Psychological Safety for Staff+ Engineers

Psychological safety is fundamental for successful teams as it allows people to take risks and feel confident that no one on the team would embarrass or punish anyone else for admitting mistakes, asking questions or offering new ideas. But taking those risks doesn't come naturally to people and needs to be nurtured. Why? Because people have a natural tendency to look up in the hierarchy as to what is and isn't acceptable. Therefore if we model behaviors that show that it is safe for interpersonal risk-taking, it helps others see that they, too, can take these risks. In this talk, I'd like to share what psychological safety is, why it matters to software teams and how Staff+ engineers can foster environments high in psychological safety.


Denny Thampi

Denny Thampi

I am passionate about Quality Engineering, process improvement, and team collaboration. With almost 20 years of experience, I’ve helped teams move beyond traditional testing, embedding quality at every stage of development. I love working with people, mentoring testers to grow into quality engineers, and encouraging a collaborative, automation-first approach. My focus is always on making processes smoother, improving efficiency, and ensuring high-quality software delivery.

The Shift to Quality Engineering: Adapting Skills, Mindsets, and Practices

Embedding quality in the entire product life cycle has become an essential part in the modern software development landscape. This talk explores the transformative shift from traditional QA to Quality Engineering, focusing on how teams can adapt their skills, mindset and practices to foster continuous quality. Learn how modern techniques such as shift left, automation and robust feedback loops help drive quality not only during development but also in monitoring, analytics and post production performance.


Melissa Rocks

Melissa Rocks

I've been in testing for 8+ years now and my passion is inclusivity in the workplace, ranging from mental health to accessibility to neurodiversity considerations.
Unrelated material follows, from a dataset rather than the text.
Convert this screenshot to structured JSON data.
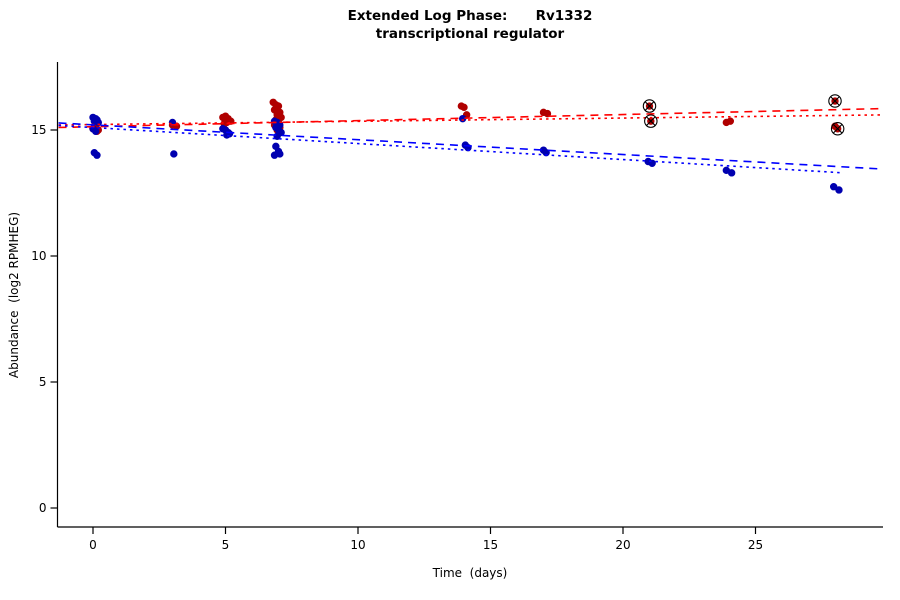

Before facing my own physical disability struggles this was always something I was keen on but since I've experienced it more I can really give explanations of how small things can make all the difference to those with and without these considerations.

Who Cares About Accessibility

Accessibility? The history and use of it. Let's talk about why we want it to be regularly considered in tech, who it can help and how we can go about that.


Mike Smith

Mike Smith

Hiya, I’m Mike Smith, and I’ve been working in Test, development, and architecture for about 15 years. Currently as the Head of Testing at Ocean Technologies, I’m focused on turning struggling QA teams into empowered, high-performing Testing groups that really make a difference. The work often involves tackling tricky challenges like legacy systems, inefficient processes, and distributed teams and I love finding practical, people-focused solutions to these issues. Outside of work, I’m a lifelong gamer and content creator who’s passionate about building communities that are inclusive and thoughtful, especially when it comes to mental health. Whether it’s through gaming or my day job, I believe in creating spaces where people can exist and be themselves without judgement.

Turning the Tide: Revitalising Testing in a Legacy-Driven World

Legacy systems, siloed teams, and outdated Testing processes are challenges that many organisations face—but they don’t have to be roadblocks to quality and innovation. Drawing from my experience transforming Testing teams across complex environments, I'll share actionable strategies for rebuilding trust in testing, introducing modern practices, and aligning Testing efforts with business goals. From overcoming blame culture to navigating distributed teams across time zones, this talk will highlight the insights, techniques, and mindsets that can drive rapid improvement and lasting change.